Flying TImes
so much has happened for the last few weeks, a friend passed away, another friend got diagnosed of having bone cancer and he's only 19yrs old, went to penang, went to KL, bad times and good times, things changes, situation changes, Cinny will be going back to US this friday, i'm feeling sad already, i'm gonna miss her, she helped me so much during her summer break, helped me face reality, helped me to go through hard times and very importantly helped me stand back up on my feet. thanks so much dear =) also thanks to all my lovely friends who helped me rise again, special thanks to Julian for being my close buddy and brother, for lending me a shoulder to cry on, but i still won't hug you =P
This morning i woke up with the gentle Holy Spirit counselling me and assuring me that no matter how real and depressing reality can be, there's a reality that GOd never changes, He will never leave me nor forsake me, He will guide me, lead me through, sustain me, He's my fortress and shield, He'll protect me, always has and always will, He loves me so much, more than words can describe!

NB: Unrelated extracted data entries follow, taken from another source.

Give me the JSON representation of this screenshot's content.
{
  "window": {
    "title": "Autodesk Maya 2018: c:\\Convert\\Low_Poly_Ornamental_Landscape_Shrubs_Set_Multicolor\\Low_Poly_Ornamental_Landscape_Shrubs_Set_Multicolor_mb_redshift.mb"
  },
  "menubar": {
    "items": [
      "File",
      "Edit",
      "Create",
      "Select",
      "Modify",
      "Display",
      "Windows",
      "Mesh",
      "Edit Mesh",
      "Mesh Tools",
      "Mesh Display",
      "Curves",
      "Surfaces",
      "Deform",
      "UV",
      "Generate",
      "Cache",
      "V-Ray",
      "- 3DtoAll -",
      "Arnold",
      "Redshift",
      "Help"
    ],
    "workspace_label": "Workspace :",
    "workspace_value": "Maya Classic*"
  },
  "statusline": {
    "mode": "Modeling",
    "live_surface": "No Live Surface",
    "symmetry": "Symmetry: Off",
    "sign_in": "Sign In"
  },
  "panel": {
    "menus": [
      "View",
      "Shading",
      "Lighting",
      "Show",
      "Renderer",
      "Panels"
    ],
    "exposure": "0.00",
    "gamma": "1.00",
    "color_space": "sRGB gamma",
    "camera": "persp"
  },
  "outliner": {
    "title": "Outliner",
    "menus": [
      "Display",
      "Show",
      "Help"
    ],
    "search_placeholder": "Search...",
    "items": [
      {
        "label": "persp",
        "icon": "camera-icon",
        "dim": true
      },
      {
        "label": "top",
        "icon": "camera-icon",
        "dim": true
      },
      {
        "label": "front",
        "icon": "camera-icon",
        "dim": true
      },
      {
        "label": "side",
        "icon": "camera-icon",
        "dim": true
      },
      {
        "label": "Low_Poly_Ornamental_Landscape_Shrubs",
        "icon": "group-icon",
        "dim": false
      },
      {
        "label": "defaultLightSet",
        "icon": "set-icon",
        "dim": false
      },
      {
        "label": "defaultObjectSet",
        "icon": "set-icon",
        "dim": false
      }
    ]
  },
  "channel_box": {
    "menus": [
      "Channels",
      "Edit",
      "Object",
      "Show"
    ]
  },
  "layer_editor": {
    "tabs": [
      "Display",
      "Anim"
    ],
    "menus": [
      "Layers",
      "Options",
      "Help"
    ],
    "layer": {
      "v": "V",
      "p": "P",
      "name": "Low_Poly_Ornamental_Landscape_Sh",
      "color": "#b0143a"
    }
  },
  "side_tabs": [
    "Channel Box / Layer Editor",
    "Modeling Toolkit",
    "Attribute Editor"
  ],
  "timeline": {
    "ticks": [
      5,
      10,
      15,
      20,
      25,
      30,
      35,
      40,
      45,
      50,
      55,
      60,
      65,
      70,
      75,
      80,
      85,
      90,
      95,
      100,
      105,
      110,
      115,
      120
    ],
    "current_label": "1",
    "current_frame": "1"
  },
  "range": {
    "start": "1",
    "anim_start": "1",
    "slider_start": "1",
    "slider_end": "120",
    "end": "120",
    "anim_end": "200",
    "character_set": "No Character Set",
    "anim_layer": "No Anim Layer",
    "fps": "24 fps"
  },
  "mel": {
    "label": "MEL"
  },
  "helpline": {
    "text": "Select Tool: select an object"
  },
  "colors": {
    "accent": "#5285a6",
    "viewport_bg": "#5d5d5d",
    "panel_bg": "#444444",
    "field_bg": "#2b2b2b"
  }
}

here's my prayer to You my Saviour, love of my soul
Thank You, my loving sovereign God, that even the ways I fail and make mistakes are part of the "all things" that You work together for good.... that my tensions and stresses, my hostile and anxious feelings, my failures and regrets, my trips into shame and self-blame - and the specific things that trigger these - can contribute to my spiritual growth and my experience of You.
I rejoice that these things keep reminding me to depend on You with all my heart.... that they prompt me to trust in Your love, Your forgiveness, Your power, Your sufficiency, Your ability to overrule, and Your transforming presence within me.... Thank You for the ways my shortcomings and failures bring pressure on me to open myself to You more fully, and let You show me deep hidden needs.... griefs and hurts that I've never poured out before to You, that I've never exposed to Your healing touch.... and sins that I've never faced and acknowledged. How grateful I am for Your constant cleansing as I confess each sin You make me aware of, and then turn back to You as my Lord. I praise You that I'm free from condemnation simply because Christ died for me and rose again.... that it doesn't depend on how good a life i live.
I praise You for how You use my sins and failures to humble me.... and for how t his opens me to the inflow of Your grace.... amazing grace, that enables me to hold my head high, not in pride but in humble gratitude for Your undeserved, unchanging love and total cleansing!
Amen.
oh had a great time in Singapore too! with Cinny and Yean Yik =D
i sold off a guitar to get another guitar and a digicam! =D God is so good!